Das Begegnungskonzert des Domknabenchors Helsinki Cantores Minores am 12. Juni in der vollbesetzten St. Jacobi-Kirche wurde zum Höhepunkt der 70. internationalen Konzerttournee des Chores – und zu einem Ereignis, das Zuhörer und Mitwirkende tief bewegte.
Schon vor Konzertbeginn deutete sich die Besonderheit des Abends an: Für die vielen Besucher:innen mussten zusätzliche Stühle aufgestellt werden. Ein besseres Bild für die Strahlkraft dieses finnischen Spitzenensembles lässt sich kaum finden.
Vielschichtiger Auftakt und hohe Präzision
Die Eröffnung zog der Chor mit Viadanas „Exsultate, justi“ ein. Die Wiedergabe geriet klar und leuchtend. Der polyphone Satz aus der Frühzeit des Barock erhielt durch die jungen Stimmen eine klangliche Frische, die der alten Musik gutstand.

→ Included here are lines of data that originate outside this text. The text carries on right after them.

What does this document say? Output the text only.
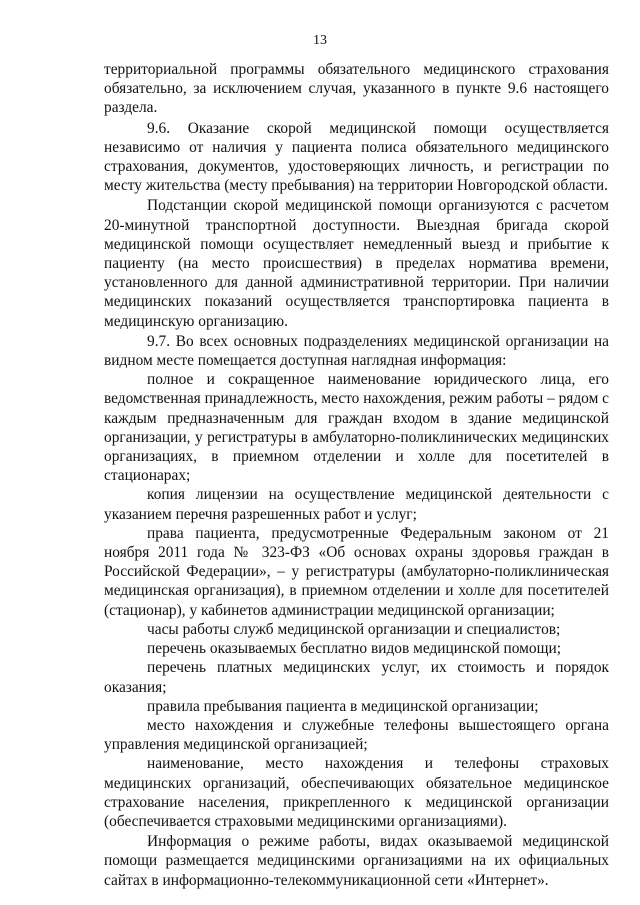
13

территориальной программы обязательного медицинского страхования обязательно, за исключением случая, указанного в пункте 9.6 настоящего раздела.

9.6. Оказание скорой медицинской помощи осуществляется независимо от наличия у пациента полиса обязательного медицинского страхования, документов, удостоверяющих личность, и регистрации по месту жительства (месту пребывания) на территории Новгородской области.

Подстанции скорой медицинской помощи организуются с расчетом 20-минутной транспортной доступности. Выездная бригада скорой медицинской помощи осуществляет немедленный выезд и прибытие к пациенту (на место происшествия) в пределах норматива времени, установленного для данной административной территории. При наличии медицинских показаний осуществляется транспортировка пациента в медицинскую организацию.

9.7. Во всех основных подразделениях медицинской организации на видном месте помещается доступная наглядная информация:

полное и сокращенное наименование юридического лица, его ведомственная принадлежность, место нахождения, режим работы – рядом с каждым предназначенным для граждан входом в здание медицинской организации, у регистратуры в амбулаторно-поликлинических медицинских организациях, в приемном отделении и холле для посетителей в стационарах;

копия лицензии на осуществление медицинской деятельности с указанием перечня разрешенных работ и услуг;

права пациента, предусмотренные Федеральным законом от 21 ноября 2011 года № 323-ФЗ «Об основах охраны здоровья граждан в Российской Федерации», – у регистратуры (амбулаторно-поликлиническая медицинская организация), в приемном отделении и холле для посетителей (стационар), у кабинетов администрации медицинской организации;

часы работы служб медицинской организации и специалистов;

перечень оказываемых бесплатно видов медицинской помощи;

перечень платных медицинских услуг, их стоимость и порядок оказания;

правила пребывания пациента в медицинской организации;

место нахождения и служебные телефоны вышестоящего органа управления медицинской организацией;

наименование, место нахождения и телефоны страховых медицинских организаций, обеспечивающих обязательное медицинское страхование населения, прикрепленного к медицинской организации (обеспечивается страховыми медицинскими организациями).

Информация о режиме работы, видах оказываемой медицинской помощи размещается медицинскими организациями на их официальных сайтах в информационно-телекоммуникационной сети «Интернет».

Es folgte Bachs „Singet dem Herrn ein neues Lied“ – ein Prüfstein für jeden Chor. Der komplexe doppelchörige Satz ist eine Herausforderung selbst für etablierte Vokalensembles. Trotz technischer Souveränität wirkte die Interpretation in Teilen überambitioniert: besonders in der fugierten Passage „Alles was Odem hat“ zeigte sich, dass selbst ein exzellent geschulter Knabenchor mit dem Werk an seine Grenzen stoßen kann. Die Energie war groß, doch bisweilen hätte der polyphone Klang an Klarheit gewinnen können.
Zeitgenössisches auf höchstem Niveau
Dagegen beeindruckte die internationale Erstaufführung von Jan Sandströms „I Saw the Water“: ein atmosphärisch dichtes Auftragswerk, das mit seinen fast körperlich spürbaren Klangflächen auf „mmh“ und einem leuchtenden Schluss („Hallelujah!“) zu einem Höhepunkt des Abends wurde.
Auch das 2024 entstandene „De profundis“ von Markus Fagerudd zeigte eindrucksvoll die Vielseitigkeit des Chores: Im ersten Teil bestachen Cluster und geschichtete Dissonanzen durch ihre Spannung; der zweite Teil geriet zwar konventioneller, wurde aber klangschön gestaltet, mit starken Soli in Sopran und Tenor.
Mendelssohns „Denn er hat seinen Engeln befohlen“ war eine Wohltat fürs Ohr: mit feiner Dynamik gesungen, zeichneten sich die Sopranstimmen durch engelsgleiche Leichtigkeit aus – eine Demonstration chorischer Klangkultur.
Klangfarben zwischen Romantik und Mystik
Brahms’ „Schaffe in mir, Gott, ein rein Herz“ brachte tiefe Innerlichkeit. Die doppelchörige Struktur wurde mit hoher Konzentration bewältigt; nur gelegentlich hätte man sich mehr Transparenz in der Stimmführung gewünscht. Dafür überzeugte Arvo Pärts „The Deer’s Cry“ durch Ruhe und meditative Spannung – ein musikalisches Gebet, getragen von stiller Intensität.
Mit Toivo Kuulas „Auringon noustessa“ schließlich erklang ein finnisches Chorjuwel: Dunkle, romantische Klangfarben, eine starke Männerchorpassage und eine dramatisch aufgebaute Schlusssteigerung machten das selten zu hörende Werk zum expressiven Ausrufezeichen.
Musikalischer Schulterschluss & Gänsehautmoment
Ein besonders berührender Moment war die gemeinsame Aufführung von Mendelssohns „Verleih uns Frieden“ mit dem Göttinger Knabenchor: 100 junge Stimmen aus Finnland und Deutschland vereint – musikalisch präzise, klanglich überwältigend. Die Bitte um Frieden, vorgetragen mit solcher Überzeugung und Wärme, ließ das Publikum förmlich den Atem anhalten.
Rahmen & Nachklang
Begleitet wurde der Abend durch Orgelimprovisationen und eine Toccata von Dietrich Buxtehude, kunstvoll interpretiert von Olli Saari. Als Zugabe erklang „Finlandia“ von Jean Sibelius – a cappella gesungen, tief empfunden, als musikalischer Gruß an die Heimat und symbolischer Abschluss eines herausragenden Abends.
Cantores Minores bewiesen auch in Göttingen, warum sie zu den besten Knabenchören Europas zählen. Ihre Mischung aus Tradition, Innovationsfreude und musikalischer Disziplin machte dieses Konzert zu einem eindrucksvollen Brückenschlag zwischen Kulturen, Generationen und Epochen.
Ein Abend, der nicht nur musikalisch begeisterte, sondern in seiner Botschaft und Gestaltung nachhallte – weit über St. Jacobi hinaus.